Draco asintió y luego de comprobar que el mago se encontraba en el interior de sus oficinas, decidieron sentarse a esperar a que saliera y ocuparon un lugar en el suelo, dispuestos a armarse de paciencia.


— Tu padre sí que se parece mucho a ti. —comentó Draco al cabo de un par de minutos de silencio.

— Como tú al tuyo, supongo. Por lo menos eso dijo Dumbledore.

— ¿Ah sí, cuándo?

— Cuando nos sorprendió en la oficina. Bueno, supongo que estabas muy afectado por verlo para recordar todo lo que dijo.

— Te propongo algo, Potter, olvida por completo ese momento.

— De acuerdo. —respondió, suponiendo que al rubio no le hacía mucha gracia haberse visto flaquear.


Unos pasos apagados les hicieron girar a mirar.

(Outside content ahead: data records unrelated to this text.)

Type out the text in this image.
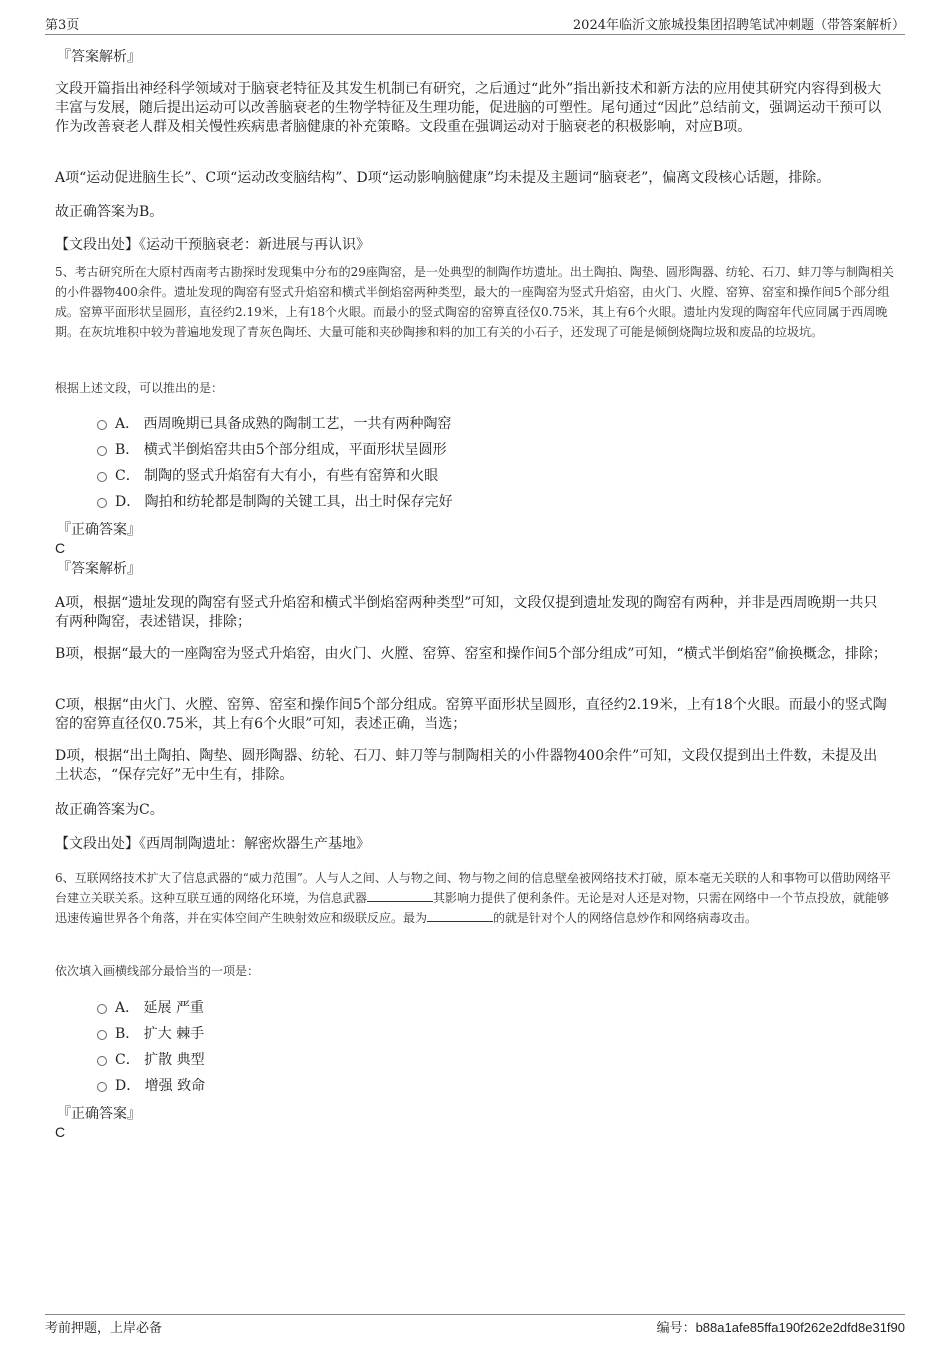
第3页	2024年临沂文旅城投集团招聘笔试冲刺题（带答案解析）
『答案解析』

文段开篇指出神经科学领域对于脑衰老特征及其发生机制已有研究，之后通过“此外”指出新技术和新方法的应用使其研究内容得到极大丰富与发展，随后提出运动可以改善脑衰老的生物学特征及生理功能，促进脑的可塑性。尾句通过“因此”总结前文，强调运动干预可以作为改善衰老人群及相关慢性疾病患者脑健康的补充策略。文段重在强调运动对于脑衰老的积极影响，对应B项。

A项“运动促进脑生长”、C项“运动改变脑结构”、D项“运动影响脑健康”均未提及主题词“脑衰老”，偏离文段核心话题，排除。

故正确答案为B。

【文段出处】《运动干预脑衰老：新进展与再认识》

5、考古研究所在大原村西南考古勘探时发现集中分布的29座陶窑，是一处典型的制陶作坊遗址。出土陶拍、陶垫、圆形陶器、纺轮、石刀、蚌刀等与制陶相关的小件器物400余件。遗址发现的陶窑有竖式升焰窑和横式半倒焰窑两种类型，最大的一座陶窑为竖式升焰窑，由火门、火膛、窑箅、窑室和操作间5个部分组成。窑箅平面形状呈圆形，直径约2.19米，上有18个火眼。而最小的竖式陶窑的窑箅直径仅0.75米，其上有6个火眼。遗址内发现的陶窑年代应同属于西周晚期。在灰坑堆积中较为普遍地发现了青灰色陶坯、大量可能和夹砂陶掺和料的加工有关的小石子，还发现了可能是倾倒烧陶垃圾和废品的垃圾坑。

根据上述文段，可以推出的是：

A． 西周晚期已具备成熟的陶制工艺，一共有两种陶窑
B． 横式半倒焰窑共由5个部分组成，平面形状呈圆形
C． 制陶的竖式升焰窑有大有小，有些有窑箅和火眼
D． 陶拍和纺轮都是制陶的关键工具，出土时保存完好
『正确答案』
C
『答案解析』

A项，根据“遗址发现的陶窑有竖式升焰窑和横式半倒焰窑两种类型”可知，文段仅提到遗址发现的陶窑有两种，并非是西周晚期一共只有两种陶窑，表述错误，排除；

B项，根据“最大的一座陶窑为竖式升焰窑，由火门、火膛、窑箅、窑室和操作间5个部分组成”可知，“横式半倒焰窑”偷换概念，排除；

C项，根据“由火门、火膛、窑箅、窑室和操作间5个部分组成。窑箅平面形状呈圆形，直径约2.19米，上有18个火眼。而最小的竖式陶窑的窑箅直径仅0.75米，其上有6个火眼”可知，表述正确，当选；

D项，根据“出土陶拍、陶垫、圆形陶器、纺轮、石刀、蚌刀等与制陶相关的小件器物400余件”可知，文段仅提到出土件数，未提及出土状态，“保存完好”无中生有，排除。

故正确答案为C。

【文段出处】《西周制陶遗址：解密炊器生产基地》

6、互联网络技术扩大了信息武器的“威力范围”。人与人之间、人与物之间、物与物之间的信息壁垒被网络技术打破，原本毫无关联的人和事物可以借助网络平台建立关联关系。这种互联互通的网络化环境，为信息武器	其影响力提供了便利条件。无论是对人还是对物，只需在网络中一个节点投放，就能够迅速传遍世界各个角落，并在实体空间产生映射效应和级联反应。最为	的就是针对个人的网络信息炒作和网络病毒攻击。

依次填入画横线部分最恰当的一项是：

A． 延展 严重
B． 扩大 棘手
C． 扩散 典型
D． 增强 致命
『正确答案』
C
考前押题，上岸必备	编号：b88a1afe85ffa190f262e2dfd8e31f90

El corazón de Harry volvió a acelerarse al mirar a Severus Snape, su capa ondeaba como siempre y su andar ligero casi daba la impresión de que se deslizaba sin tocar el suelo.


Draco también estaba impactado al verlo, tenía un profundo cariño por él, y en ese momento comprendió la actitud previa de Harry, le era tan difícil contenerse para no correr a abrazarlo, feliz de verlo de nuevo con vida.


— ¿Quiénes son ustedes? —preguntó llegando hasta ellos.

— Soy Draco. —se apresuró a responder el rubio—. Draco Malf...

— ¡Malfatti! —intervino Harry ahora, para evitar que su compañero de aventuras cometiera un error, éste le miró disgustado por aquello pero no pudo desmentirlo—. Y yo soy Harry Potherie. Necesitamos hablar con Dumbledore pero desconocemos la contraseña.

— Bien, eso hace suponer que él no los está esperando... Le diré que lo buscan.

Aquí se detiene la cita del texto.